Wednesday, September 29, 2010

Shorter Work Hours for Rookie Doctors Approved

Once doctors are dressed up in medical scrubs and lab coats, it means having to rip themselves again for the rest of the day. Those uniforms are usually soiled when the clock strikes the last minute of the shift. They won’t have much time for snacks and naps, let alone find new Cherokee uniforms or even clearance scrubs so they’d have extra medical scrubs and lab coats whenever work gets tough on their uniforms. But the real problem goes beyond having hardly any time for rest and some other things that employees necessitate. It goes all the way down to patient safety and health care workers’ health. And there goes the rules for work hours that rookie doctors should have.

The Accreditation Council for Graduate Medical Education’s board or directors approved on Tuesday, 27th of September 2010, new rules devised for 110,000 new doctors currently being trained in the U.S. hospitals. First year residents will be given 16 hours of work and strategic napping. Those in their second year of residency and beyond will be given 24 hours at most. The new rules are believed to improve patient safety by reducing medical errors committed by the juniors due to exhaustion from extremely long hours of work. This is also aimed to ensure employees’ health and safety rights are protected.

Other changes in the new rules will also include the following:

Hierarchy spelled to patients. New medical residents must tell patients that they are new and are still being supervised by more experienced physicians.

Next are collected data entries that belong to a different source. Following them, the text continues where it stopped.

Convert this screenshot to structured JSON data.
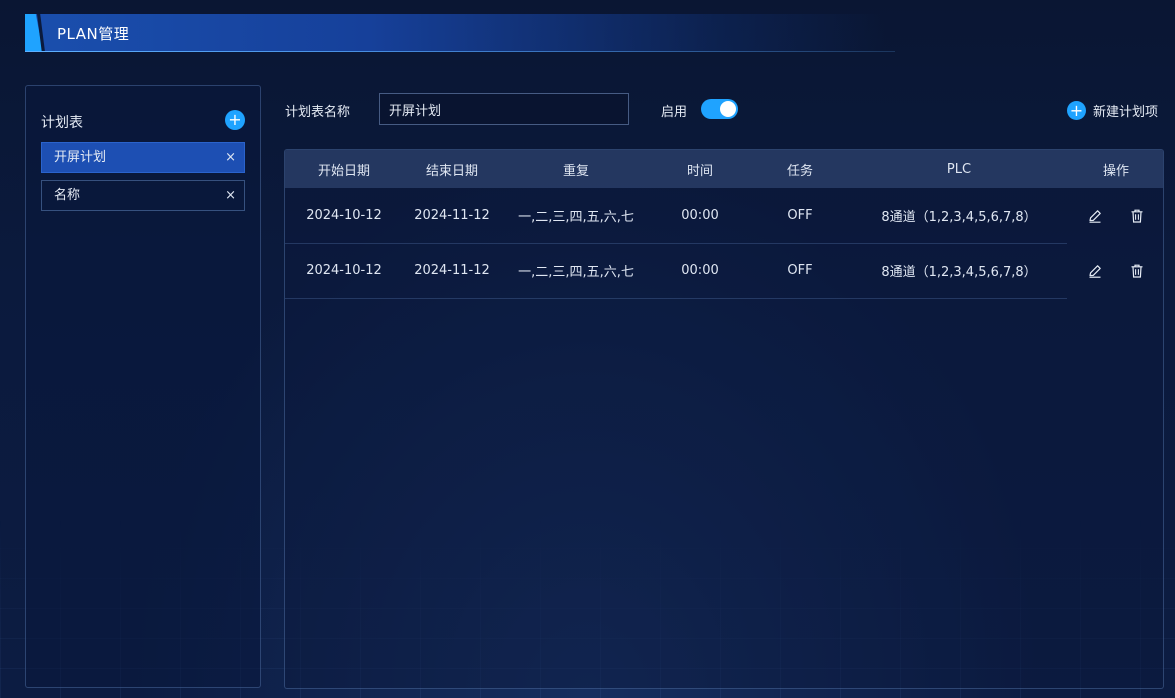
{
  "header": {
    "title": "PLAN管理"
  },
  "sidebar": {
    "title": "计划表",
    "add_icon": "plus-icon",
    "items": [
      {
        "label": "开屏计划",
        "active": true
      },
      {
        "label": "名称",
        "active": false
      }
    ],
    "remove_glyph": "×"
  },
  "controls": {
    "name_label": "计划表名称",
    "name_value": "开屏计划",
    "enable_label": "启用",
    "enabled": true,
    "new_item_label": "新建计划项"
  },
  "table": {
    "columns": [
      "开始日期",
      "结束日期",
      "重复",
      "时间",
      "任务",
      "PLC",
      "操作"
    ],
    "rows": [
      {
        "start": "2024-10-12",
        "end": "2024-11-12",
        "repeat": "一,二,三,四,五,六,七",
        "time": "00:00",
        "task": "OFF",
        "plc": "8通道（1,2,3,4,5,6,7,8）"
      },
      {
        "start": "2024-10-12",
        "end": "2024-11-12",
        "repeat": "一,二,三,四,五,六,七",
        "time": "00:00",
        "task": "OFF",
        "plc": "8通道（1,2,3,4,5,6,7,8）"
      }
    ],
    "row_icons": [
      "edit-icon",
      "trash-icon"
    ]
  },
  "colors": {
    "accent": "#1fa3ff",
    "active_item": "#1d4fb3",
    "background": "#0b1a3d"
  }
}
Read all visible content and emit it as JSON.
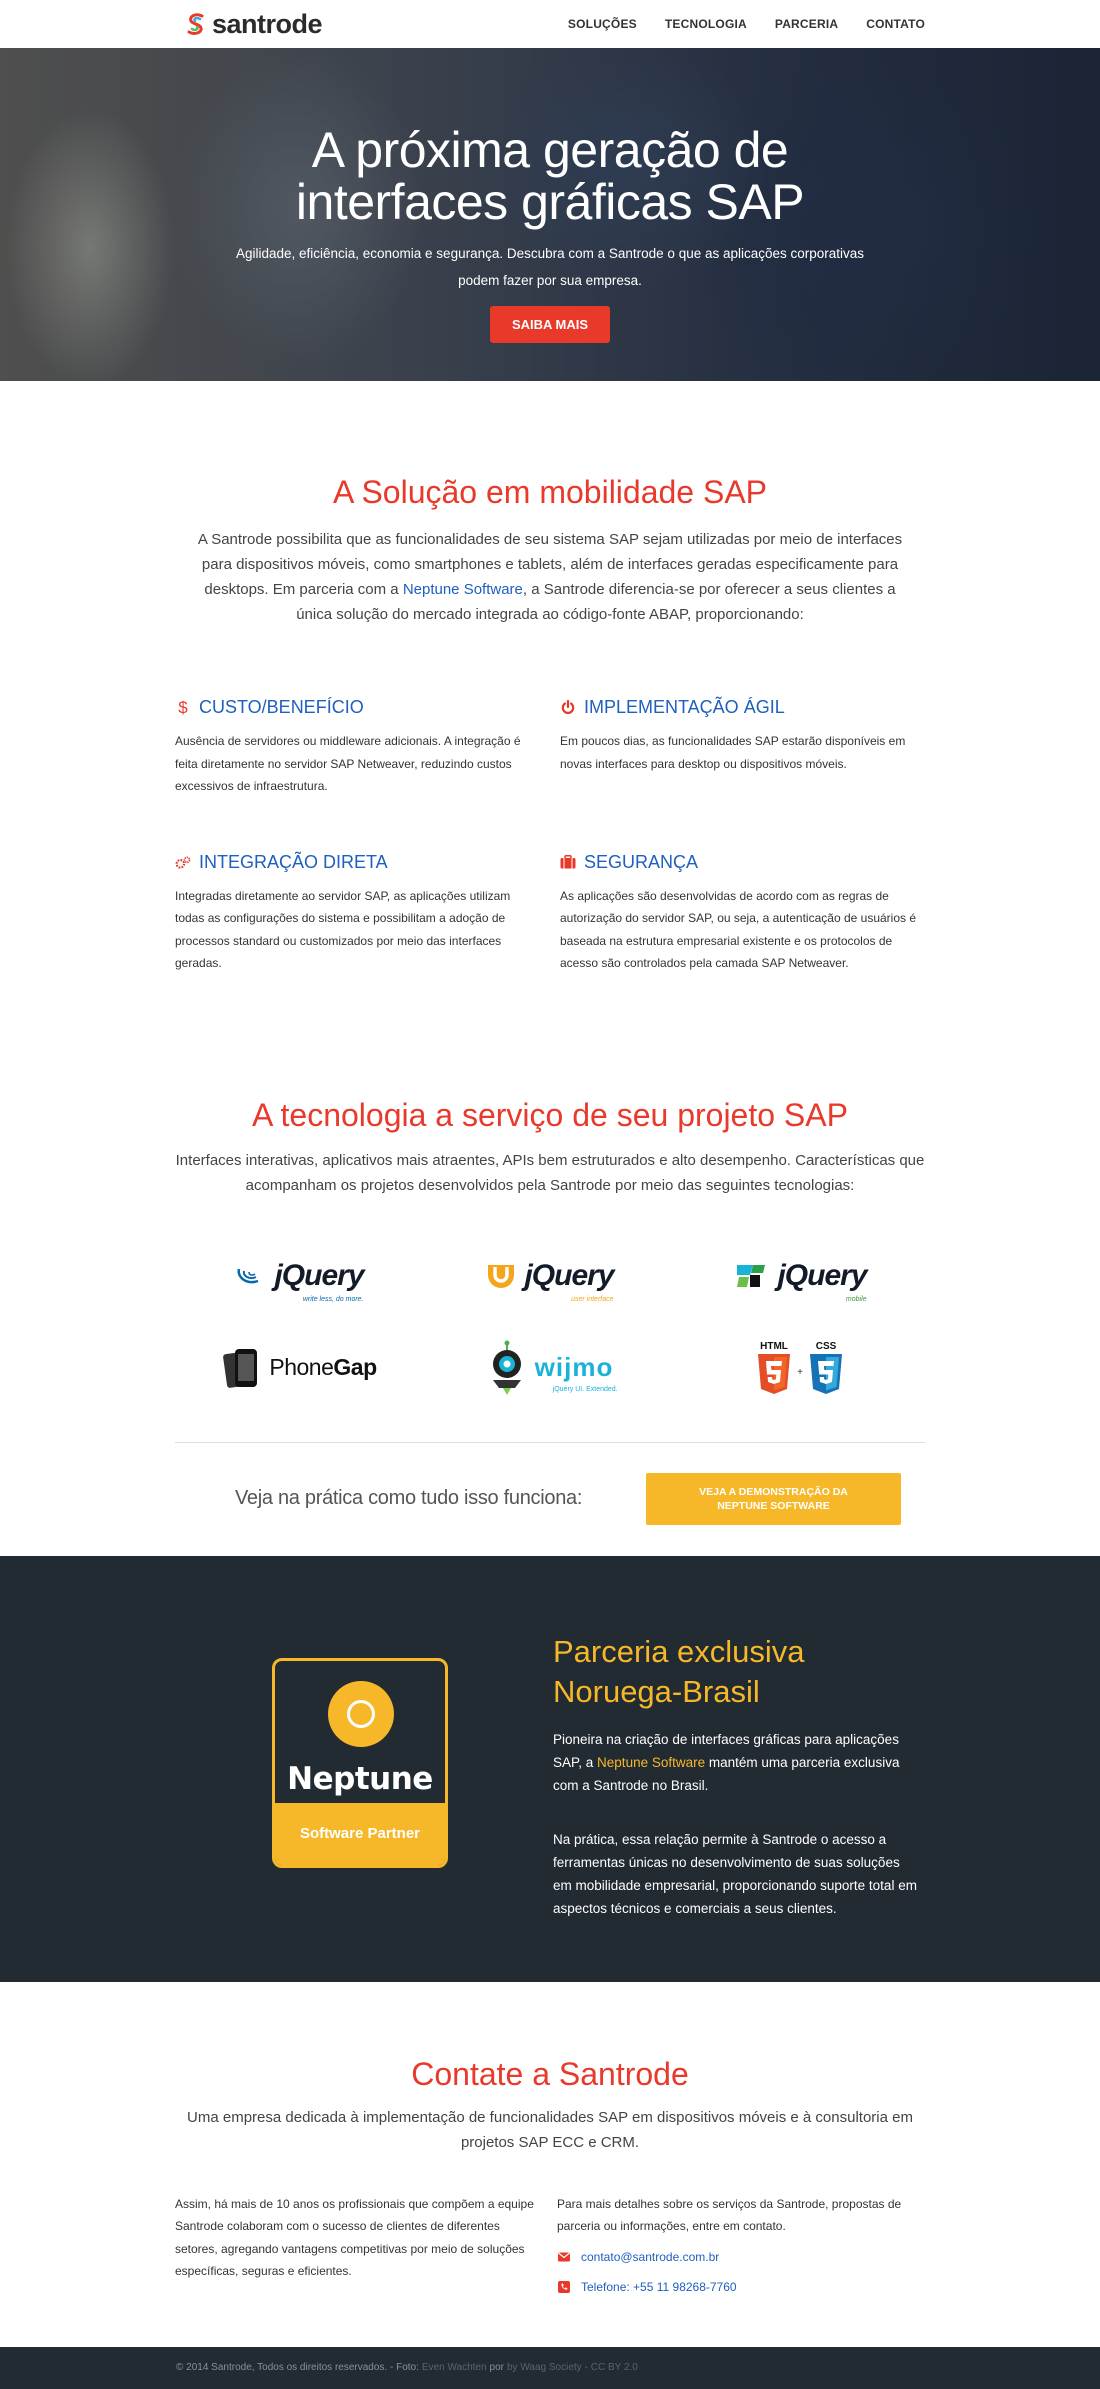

Somehow, this would serve as warning signal for patients, suggesting they must be more vigilant about their health condition and about how the rookie is working with treatment procedures they are receiving.

Strengthen supervisory requirements. The rules speak of specific type of close supervision the first-year residents should receive from their superiors. Subsequently, tasks to be given must accord one’s demonstrated skills. Superiors must carefully assess the rookie’s skills before he or she is given additional new tasks.

Second-year residents and beyond should be on-call only once in every 3 nights on-call. This rule can be averaged over four weeks or one month, which means can be on call every other night. This makes for a high probability of disrupted sleep that may develop into chronic sleep deprivation.


The newly approved rules provide shorter work shifts and stricter supervision for rookies, but the American Medical Student Association seeks for more, wanting stronger limits not just for first-year residents but for others too.